Heres 90 days of history with it on the same drive the whole time.

My guess is that this usage is due to I/O wait. Can you find that stat? If it is I/O wait, restarts might make it worse for a while as the node runs the filewalker process on node start.

1 Like

Heres the IOWait. It spikes right at the beginning of the increase, but levels back down. It only spikes again after the restart which is normal for me.

Heres more context.

1 Like

Did you recently update a node?

I updated it to 1.46.3 3 days before the increase started. Can I downgrade to test without issue? I dont want to break my node.
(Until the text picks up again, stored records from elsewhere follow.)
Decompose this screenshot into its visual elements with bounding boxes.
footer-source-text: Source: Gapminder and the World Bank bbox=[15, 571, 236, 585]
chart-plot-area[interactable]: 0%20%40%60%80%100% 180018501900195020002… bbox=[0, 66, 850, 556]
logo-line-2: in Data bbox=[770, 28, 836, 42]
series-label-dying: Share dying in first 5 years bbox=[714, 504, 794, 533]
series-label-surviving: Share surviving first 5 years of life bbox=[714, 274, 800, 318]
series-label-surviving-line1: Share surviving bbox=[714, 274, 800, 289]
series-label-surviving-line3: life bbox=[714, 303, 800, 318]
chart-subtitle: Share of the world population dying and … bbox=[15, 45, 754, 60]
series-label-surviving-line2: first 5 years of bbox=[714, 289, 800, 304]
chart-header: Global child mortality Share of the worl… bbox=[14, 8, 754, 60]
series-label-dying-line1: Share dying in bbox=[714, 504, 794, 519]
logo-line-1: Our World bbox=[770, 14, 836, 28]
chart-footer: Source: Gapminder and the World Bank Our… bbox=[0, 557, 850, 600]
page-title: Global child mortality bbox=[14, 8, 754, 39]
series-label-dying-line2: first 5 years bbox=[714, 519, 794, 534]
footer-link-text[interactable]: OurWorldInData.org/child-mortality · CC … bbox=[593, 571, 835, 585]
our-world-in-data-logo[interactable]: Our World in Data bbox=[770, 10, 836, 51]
Its alot harder to downgrade if your running though docker if you were running binary it would be pretty simple to do. But I dont see any problem with downgrading to an earlier version as theres no major updates to the storagenode itself.

But It could be that your running an SMR drive and there was some heavy data for a few days over the network.

Heres the same period as the previous graph. Nothin i can see that changed halfway that would cause a huge change in CPU usage. I should be just able to change the tag on the container. I just dont want to break it.

Just realized i said it was SMR. It was CMR. Not shingled. The good one. lol

haha, that’s a good news at least :wink:

HI LrrrAc. Yes, it looks weird. Getting the output of /debug/pprof/profile would help to determine the problem

Thanks for helping! How do I get this output? Im running on linux through docker.

What file extension is this? It wont let me upload it without one. Also using cat on the file outputs gibberish. Heres the output that I got. Let me know if I messed it up.

your memory usage is way to high, that is generally only caused due to the disk being unable to keep up with the incoming writes.

unless if you are doing other stuff on the disk, it should be highly unlikely that a CMR disk wouldn’t be fast enough, but i think we did have some new highs that haven’t been reached not long ago… so i suppose it’s possible…

my money is on your disk for whatever reason cannot keep up… your memory usage is grotesque

this is a node of similar size.

then node will use more memory the slower the disk gets… pretty much, it does seem like it sometimes will use more memory for various filesystem tasks, not sure why… but i have pretty much ruled out that its only disk latency…

but in 95% of all cases excessive or increasing memory usage means the disk cannot keep up.

i’m sharing a proxmox monthly max cpu + memory graph for a 3.6TB node, having 16x threads

sure my memory usage could most likely also be much better… because my setup isn’t perfect either…

how is your storage connected? and which model is your hdd exactly

GC in combination with atime might cause high load.

1 Like

yeah totally forgot to think about that…
i also disable xattr on my zfs pool to make it run better… supposedly
atime is like 1 extra io pr read/write and xattr is like 2 io… if i remember correctly.